Paulo Cleto Duarte - Público de 24-11-2014

(...) Como alertou o Banco Mundial, num relatório de Outubro de 2013, a austeridade seis vezes superior à dose indicada pela troika introduziu em Portugal o risco, inédito, de “ruptura da rede de farmácias”. Nas contas da Universidade de Aveiro, 2414 das 2915 farmácias portuguesas deram prejuízo em 2012, o que corresponde a 83% da rede. As 415 farmácias mais pequenas têm, em média, 50 mil euros de prejuízo anual por manterem a porta aberta. Ora, muitas dessas farmácias são o serviço de saúde que resta às populações, rurais ou urbanas, mais isoladas e desfavorecidas. Na última década fecharam, em Portugal, 763 extensões de centros de saúde e 200 serviços de atendimento permanente ou de urgência básica. Desapareceram, também, 1330 postos dos correios e três em cada quatro escolas do primeiro ciclo, as antigas escolas primárias.
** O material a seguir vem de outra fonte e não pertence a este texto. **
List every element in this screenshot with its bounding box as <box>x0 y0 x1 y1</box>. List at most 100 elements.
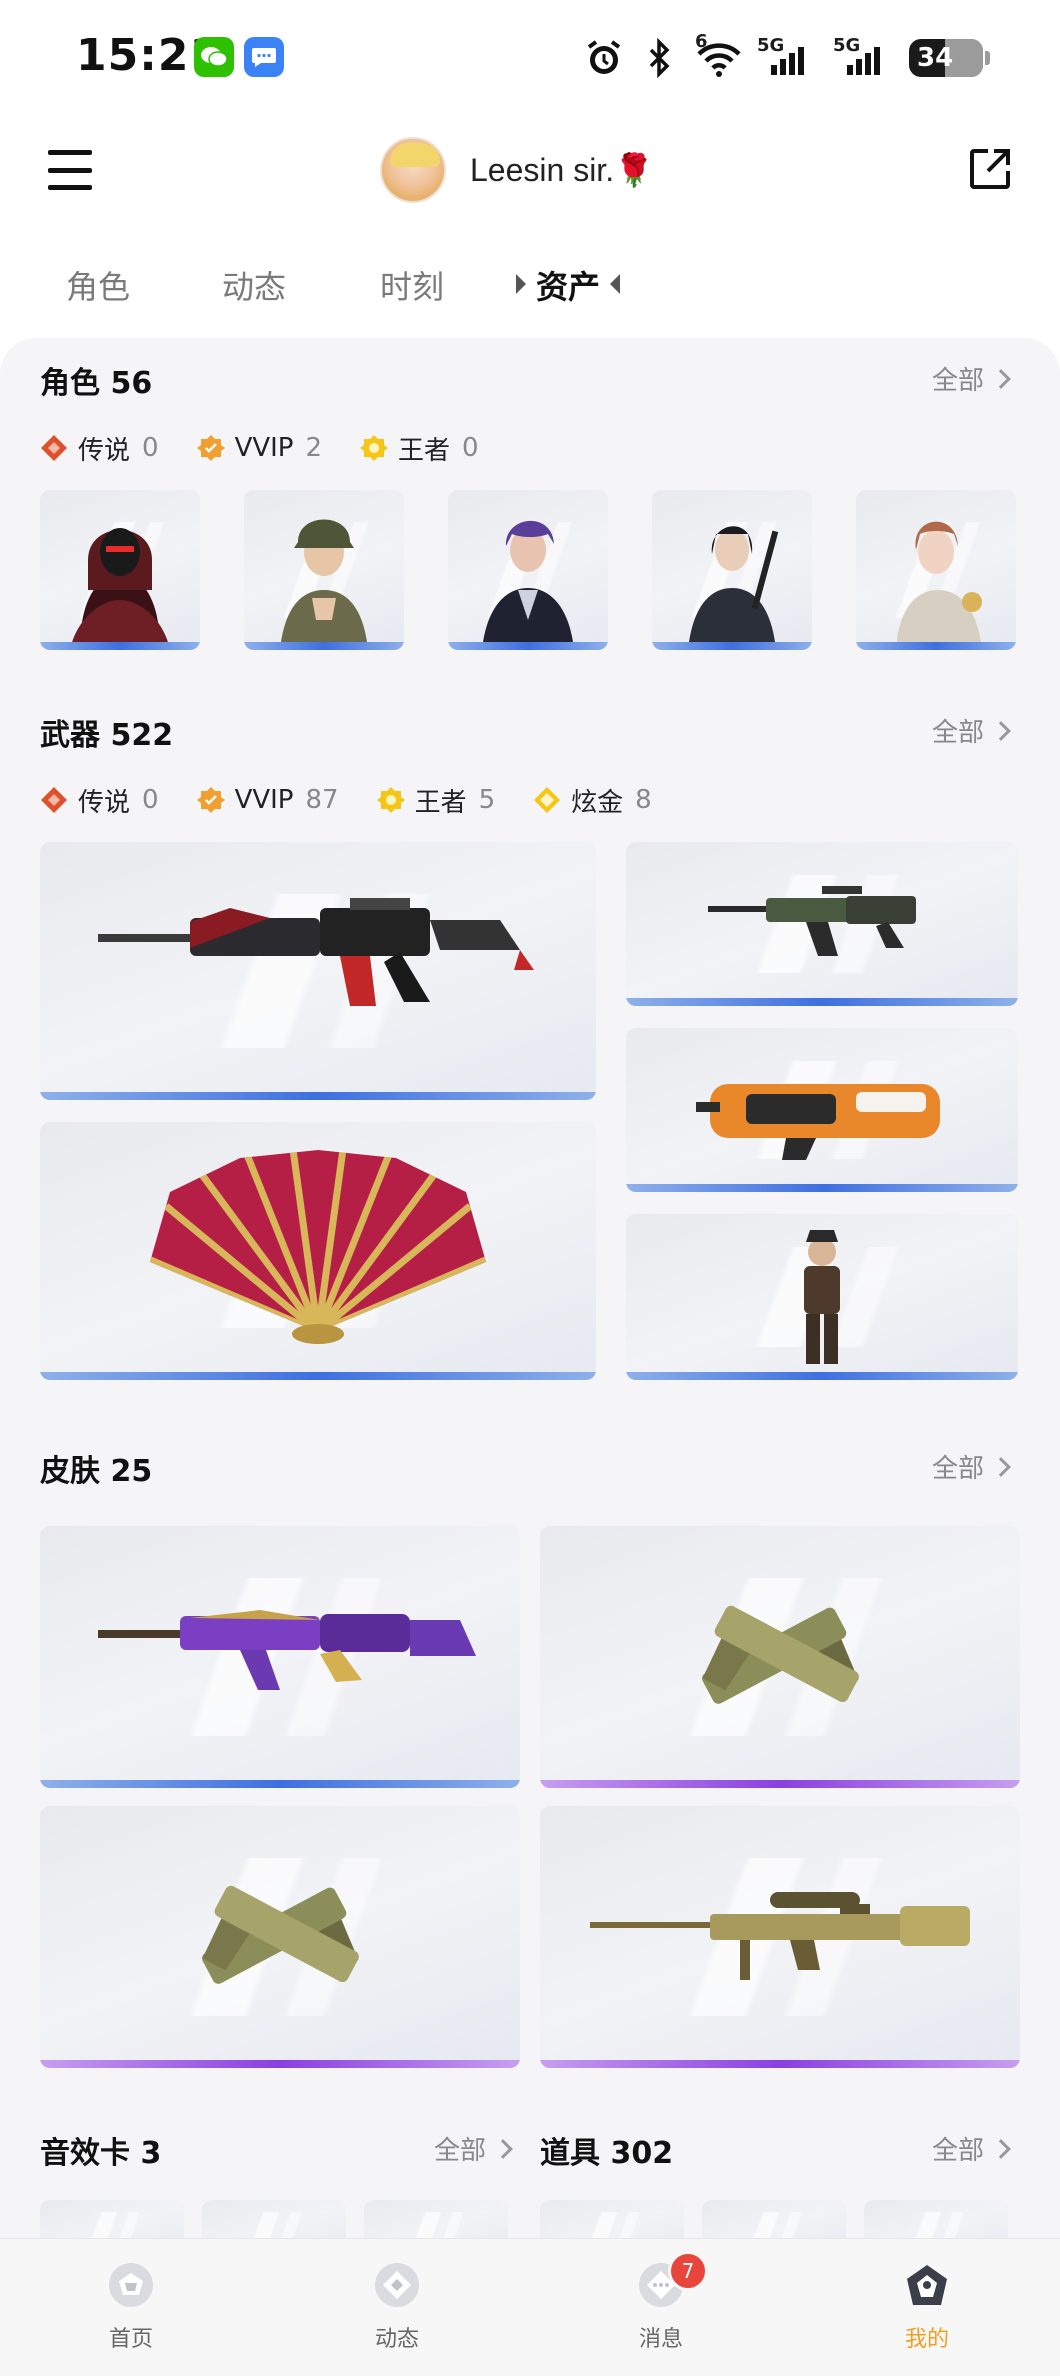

O sociólogo António Barreto sempre defendeu que o despovoamento e a concentração de serviços são fenómenos próprios do desenvolvimento económico, mas também alertou para o problema da dose. “Os ministérios perdem a cabeça, os directores-gerais perdem a cabeça e em vez de quatro escolas é dez, depois em vez de dez são 20, depois das 20 passa a 40, e depois não se repara, não se faz a diferença”, declarou, numa recente entrevista aoDiário de Notícias.

É evidente que Portugal, para dar a volta ao envelhecimento da população e à desertificação do território, tem de criar condições para que os portugueses possam constituir família, ter iniciativa empresarial e emprego. As farmácias são a maior — e melhor distribuída — rede de combate à desertificação. O facto de serem o serviço de saúde mais próximo da esmagadora maioria dos portugueses tem de ser aproveitado. Com urgência, porque nenhuma pequena empresa resiste a 50 mil euros de prejuízo por ano.